Ксюша подбросила птицу вверх. Косач расправил крылья. Движения его были порывисты, неловки, словно он ещё не верил в свою свободу. А может, мешали лететь примятые перья хвоста. Он замер в воздухе, сложил крылья и начал камнем валиться вниз. У самой земли вновь расправил крылья, стремительно взмыл навстречу слепящему солнцу, сделал широкий круг над тайгой и сел на высокую берёзу, одиноко стоявшую на краю поляны. Вытянул голову, прошёлся по сучку, распушил хвост, расправил крылья и зачуфыркал.

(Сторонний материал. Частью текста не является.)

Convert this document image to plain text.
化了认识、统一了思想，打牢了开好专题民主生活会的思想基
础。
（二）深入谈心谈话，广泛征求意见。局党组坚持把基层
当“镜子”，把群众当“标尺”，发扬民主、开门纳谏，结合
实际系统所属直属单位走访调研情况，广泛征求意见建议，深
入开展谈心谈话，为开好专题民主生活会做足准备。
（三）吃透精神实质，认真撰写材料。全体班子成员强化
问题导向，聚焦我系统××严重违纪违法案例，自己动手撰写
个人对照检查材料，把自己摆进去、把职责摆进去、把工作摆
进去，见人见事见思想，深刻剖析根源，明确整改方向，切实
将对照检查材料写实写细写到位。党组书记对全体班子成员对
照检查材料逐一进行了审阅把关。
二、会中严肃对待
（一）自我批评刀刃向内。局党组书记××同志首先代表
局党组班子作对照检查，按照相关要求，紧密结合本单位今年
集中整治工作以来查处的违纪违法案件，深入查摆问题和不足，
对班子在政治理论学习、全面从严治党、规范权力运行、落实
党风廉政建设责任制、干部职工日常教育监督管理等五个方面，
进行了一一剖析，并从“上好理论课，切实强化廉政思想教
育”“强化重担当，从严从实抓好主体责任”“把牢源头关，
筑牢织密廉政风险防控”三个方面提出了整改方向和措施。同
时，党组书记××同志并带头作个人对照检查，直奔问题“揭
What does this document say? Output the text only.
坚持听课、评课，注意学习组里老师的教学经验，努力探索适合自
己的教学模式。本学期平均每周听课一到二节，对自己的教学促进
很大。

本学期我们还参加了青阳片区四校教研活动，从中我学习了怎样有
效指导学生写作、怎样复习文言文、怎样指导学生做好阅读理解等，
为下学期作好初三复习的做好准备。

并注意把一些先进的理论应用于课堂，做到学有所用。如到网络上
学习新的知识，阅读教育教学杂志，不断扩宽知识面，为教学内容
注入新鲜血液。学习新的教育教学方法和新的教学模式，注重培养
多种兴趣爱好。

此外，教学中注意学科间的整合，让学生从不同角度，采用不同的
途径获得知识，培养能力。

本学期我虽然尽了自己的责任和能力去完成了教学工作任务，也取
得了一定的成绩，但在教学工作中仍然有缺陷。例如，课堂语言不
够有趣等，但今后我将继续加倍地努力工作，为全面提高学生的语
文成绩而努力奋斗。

Жизнь есть жизнь. Косач пел любовную песнь.
Когда шесть косачей расселись по сучкам берёз, Ксюша встала с колен, вытерла рукавом вспотевший лоб. Птицы чуфыркали. Первый раз Ксюша видела, как свободно поют косачи не опасаясь человека. И новое, неизведанное чувство заполнило сердце. Ведь это она спасла их от смерти. Казалось, они поют для неё одной. Счастливая, взволнованная, Ксюша обернулась к Ванюшке.
— Один… два… три… четыре, — пересчитывал парень тёплые птичьи тела.
— Зачем так!.. — охнула Ксюша. Она смотрела на чёрную груду тел, на пятна крови на снегу, не понимая, как можно поднять руку на попавшую в беду птицу.
— Шесть штук. Добыча! А ты сколь насшибала?
Девушка молча показала на берёзы.
Чёрные птицы, сидевшие на ветвях, привели Ванюшку в ярость. Никогда в жизни он не перечил Ксюше и бессознательно подражал ей. Заметь раньше, что Ксюша отпускает косачей, он тоже бы выпустил их. Но глядя на шесть окровавленных птичьих тел, Ванюшка взъярился.
— Дура, сквернявка. Вот тятька пропишет тебе.
Ксюша не оскорбилась на ругань. «Ругается, значит вырос, — подумала она. Посмотрела на колечко с бирюзой. — Одно к одному», — и ответила спокойно, рассудительно, с уважением, как и должна отвечать баба кержачка повелителю мужику.
— Мать моя вечерами мне про медвежат рассказывала, про лис. Звери-то ведь добрые, Ванюшка. Им больно, как и нам, и думают они, как мы. И детей своих голубят.